Methyldibromo glutaronitrile
- Names: IUPAC name 2-Bromo-2-(bromomethyl)-pentanedinitrile

Identifiers
- CAS Number: 35691-65-7;
- 3D model (JSmol): Interactive image;
- ChEBI: CHEBI:62823;
- ChemSpider: 55806;
- ECHA InfoCard: 100.047.877
- EC Number: 252-681-0;
- PubChem CID: 61948;
- UNII: YX089CPS05;
- CompTox Dashboard (EPA): DTXSID3024944 ;

Properties
- Chemical formula: C_{6}H_{6}Br_{2}N_{2}
- Molar mass: 265.936 g·mol^{−1}
- Appearance: White to yellow crystals
- Melting point: 51.2 to 52.5 °C (124.2 to 126.5 °F; 324.3 to 325.6 K)
- Boiling point: 212 °C (414 °F; 485 K)

= Methyldibromo glutaronitrile =

Methyldibromo glutaronitrile (MDBGN) is a widely used preservative.

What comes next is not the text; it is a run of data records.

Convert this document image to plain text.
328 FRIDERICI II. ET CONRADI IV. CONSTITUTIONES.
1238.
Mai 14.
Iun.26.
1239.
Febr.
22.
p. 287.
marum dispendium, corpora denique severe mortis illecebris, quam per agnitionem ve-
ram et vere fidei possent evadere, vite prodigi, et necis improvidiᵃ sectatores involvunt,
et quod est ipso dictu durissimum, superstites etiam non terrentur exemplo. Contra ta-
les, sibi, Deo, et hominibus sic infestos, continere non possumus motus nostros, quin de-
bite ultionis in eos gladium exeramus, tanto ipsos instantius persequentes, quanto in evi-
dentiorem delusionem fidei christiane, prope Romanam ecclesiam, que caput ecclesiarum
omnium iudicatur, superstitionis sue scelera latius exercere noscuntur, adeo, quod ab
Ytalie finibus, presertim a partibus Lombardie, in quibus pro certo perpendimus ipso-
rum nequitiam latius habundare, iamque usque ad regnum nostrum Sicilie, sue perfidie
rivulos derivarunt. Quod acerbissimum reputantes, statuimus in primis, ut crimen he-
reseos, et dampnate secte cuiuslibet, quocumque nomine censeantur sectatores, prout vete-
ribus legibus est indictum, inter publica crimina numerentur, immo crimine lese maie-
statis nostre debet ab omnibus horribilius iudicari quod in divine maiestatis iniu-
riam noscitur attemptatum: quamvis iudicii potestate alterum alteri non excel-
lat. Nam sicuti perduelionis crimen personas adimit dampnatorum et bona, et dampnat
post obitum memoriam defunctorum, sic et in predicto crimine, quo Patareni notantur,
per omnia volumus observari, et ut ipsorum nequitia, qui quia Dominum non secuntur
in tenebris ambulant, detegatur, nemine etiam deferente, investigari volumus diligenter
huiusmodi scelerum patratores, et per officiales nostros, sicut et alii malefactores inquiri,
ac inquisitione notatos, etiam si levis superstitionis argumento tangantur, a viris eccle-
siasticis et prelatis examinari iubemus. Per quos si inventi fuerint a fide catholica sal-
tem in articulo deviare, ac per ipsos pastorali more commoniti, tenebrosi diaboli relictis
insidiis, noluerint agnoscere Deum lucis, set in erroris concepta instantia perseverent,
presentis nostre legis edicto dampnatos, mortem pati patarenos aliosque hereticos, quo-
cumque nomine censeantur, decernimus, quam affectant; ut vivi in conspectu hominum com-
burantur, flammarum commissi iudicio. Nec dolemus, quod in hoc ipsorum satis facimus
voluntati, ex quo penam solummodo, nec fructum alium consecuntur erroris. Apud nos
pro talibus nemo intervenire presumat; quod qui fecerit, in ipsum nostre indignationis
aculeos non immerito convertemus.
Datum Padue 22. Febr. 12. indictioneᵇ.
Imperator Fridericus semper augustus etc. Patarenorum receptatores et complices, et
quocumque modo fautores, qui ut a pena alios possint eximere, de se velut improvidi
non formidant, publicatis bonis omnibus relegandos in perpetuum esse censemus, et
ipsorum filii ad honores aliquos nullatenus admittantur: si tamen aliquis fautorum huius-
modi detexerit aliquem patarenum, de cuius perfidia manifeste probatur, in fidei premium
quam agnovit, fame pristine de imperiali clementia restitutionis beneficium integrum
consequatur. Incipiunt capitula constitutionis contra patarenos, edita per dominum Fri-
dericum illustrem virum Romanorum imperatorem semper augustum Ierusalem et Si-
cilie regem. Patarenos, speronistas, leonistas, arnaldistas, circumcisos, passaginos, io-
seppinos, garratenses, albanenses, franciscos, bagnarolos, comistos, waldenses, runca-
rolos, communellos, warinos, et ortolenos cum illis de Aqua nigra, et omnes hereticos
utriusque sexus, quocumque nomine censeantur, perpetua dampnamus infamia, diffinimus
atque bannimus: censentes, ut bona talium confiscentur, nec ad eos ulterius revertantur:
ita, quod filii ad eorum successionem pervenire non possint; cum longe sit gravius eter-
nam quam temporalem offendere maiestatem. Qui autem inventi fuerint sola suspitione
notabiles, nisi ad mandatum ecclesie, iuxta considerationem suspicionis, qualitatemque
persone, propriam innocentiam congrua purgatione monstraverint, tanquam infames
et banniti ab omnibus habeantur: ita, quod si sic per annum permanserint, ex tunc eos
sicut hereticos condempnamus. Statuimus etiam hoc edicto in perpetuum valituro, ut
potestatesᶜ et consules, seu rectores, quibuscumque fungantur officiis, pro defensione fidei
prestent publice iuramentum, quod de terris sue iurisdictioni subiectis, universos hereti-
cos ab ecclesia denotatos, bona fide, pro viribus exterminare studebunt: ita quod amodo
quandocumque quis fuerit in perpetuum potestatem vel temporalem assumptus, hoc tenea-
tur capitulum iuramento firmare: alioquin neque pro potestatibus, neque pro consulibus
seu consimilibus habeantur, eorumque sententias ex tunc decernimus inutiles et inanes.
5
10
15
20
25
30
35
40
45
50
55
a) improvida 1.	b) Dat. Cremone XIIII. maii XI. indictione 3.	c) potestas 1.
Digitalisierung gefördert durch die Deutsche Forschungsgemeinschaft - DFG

It is made by reacting bromine with 2-methyleneglutaronitrile below 30 °C. An allergy to the chemical can be discovered by performing a patch test.

==History and allergy==
In the mid-1980s, a maximum concentration of 0.1% in stay-on and rinse-off cosmetics was allowed. It was discovered soon afterwards that it caused allergic contact dermatitis to people with eczema.

It has been in use since the 1990s as a preservative in skin care products such as lotions, wet wipes, shampoo, and liquid soaps. Industrial applications include its use in preserving oils, glues, and medical gels.

In 2005, the EU banned its use in stay-on products, and in 2007 banned it in rinse-off products.

In 2005–06, methyldibromoglutaronitrile/ phenoxyethanol was the ninth-most-prevalent allergen in patch tests (5.8%).